The government has criticised the plan, with Treasurer Peter Costello claiming that Mr Rudd copied “91.5 percent” of their tax policy. He accused the opposition of never having a tax plan.

“Mr Rudd talks about education – if he’d have brought his exam paper in after copying 91.5 per cent of the answers from the student sitting next to him, he would have got an F for fail.”

The Treasurer said that it would be unlikely that a Rudd government could deliver tax cuts as it could not manage the economy well enough to deliver them.

“Unless you can manage the Australian economy, these tax cuts will not be deliverable,” he said.

“Mr Rudd and Mr Swan do not understand the Australian economy.

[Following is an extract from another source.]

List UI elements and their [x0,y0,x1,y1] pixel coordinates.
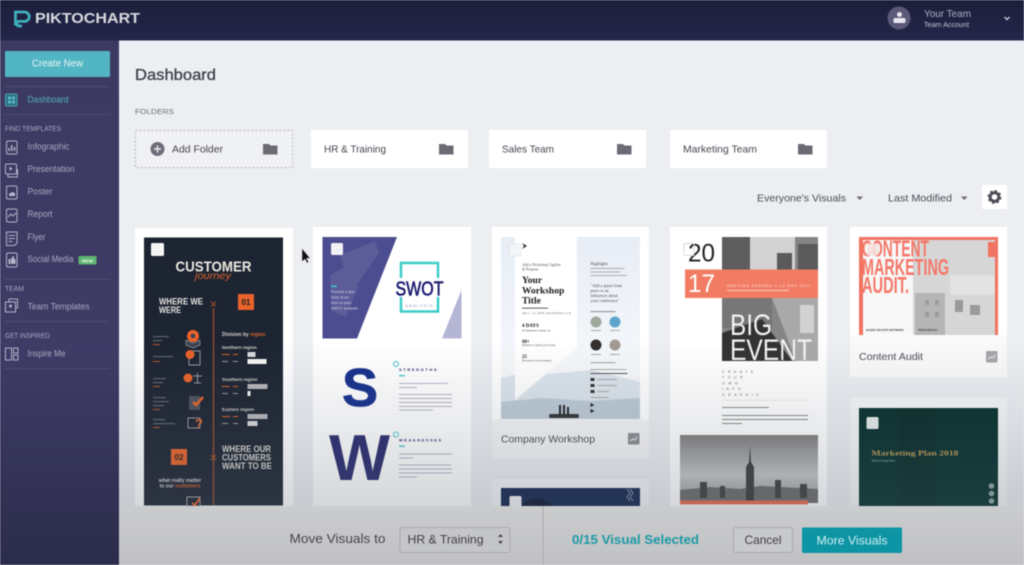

This is entirely clear from the fact they have spent four days copying 91.5 per cent of our tax plan.”

Mr Costello said that a Rudd government would have a dilemma if elected, in that he could not follow the coalition’s policies.

“He never had a tax policy,” Mr Costello said.

“He hadn’t done the work, five days after our tax policy, his great contribution to the tax debate in this country is to say ‘me too, but’.”

“The trouble with ‘me too, but’ is, it’s OK for Mr Rudd to say ‘me too, I’ll be like Howard and Costello and adopt their policies’, but if he gets in Howard and Costello won’t be there writing the policies.”

Mr Costello said that when Kevin Rudd runs out of ideas, the union movement would step in to provide guidance. “So who is going to say ‘me to, but’ to them? I think the union movement will be giving him a few ideas,” said Mr Costello.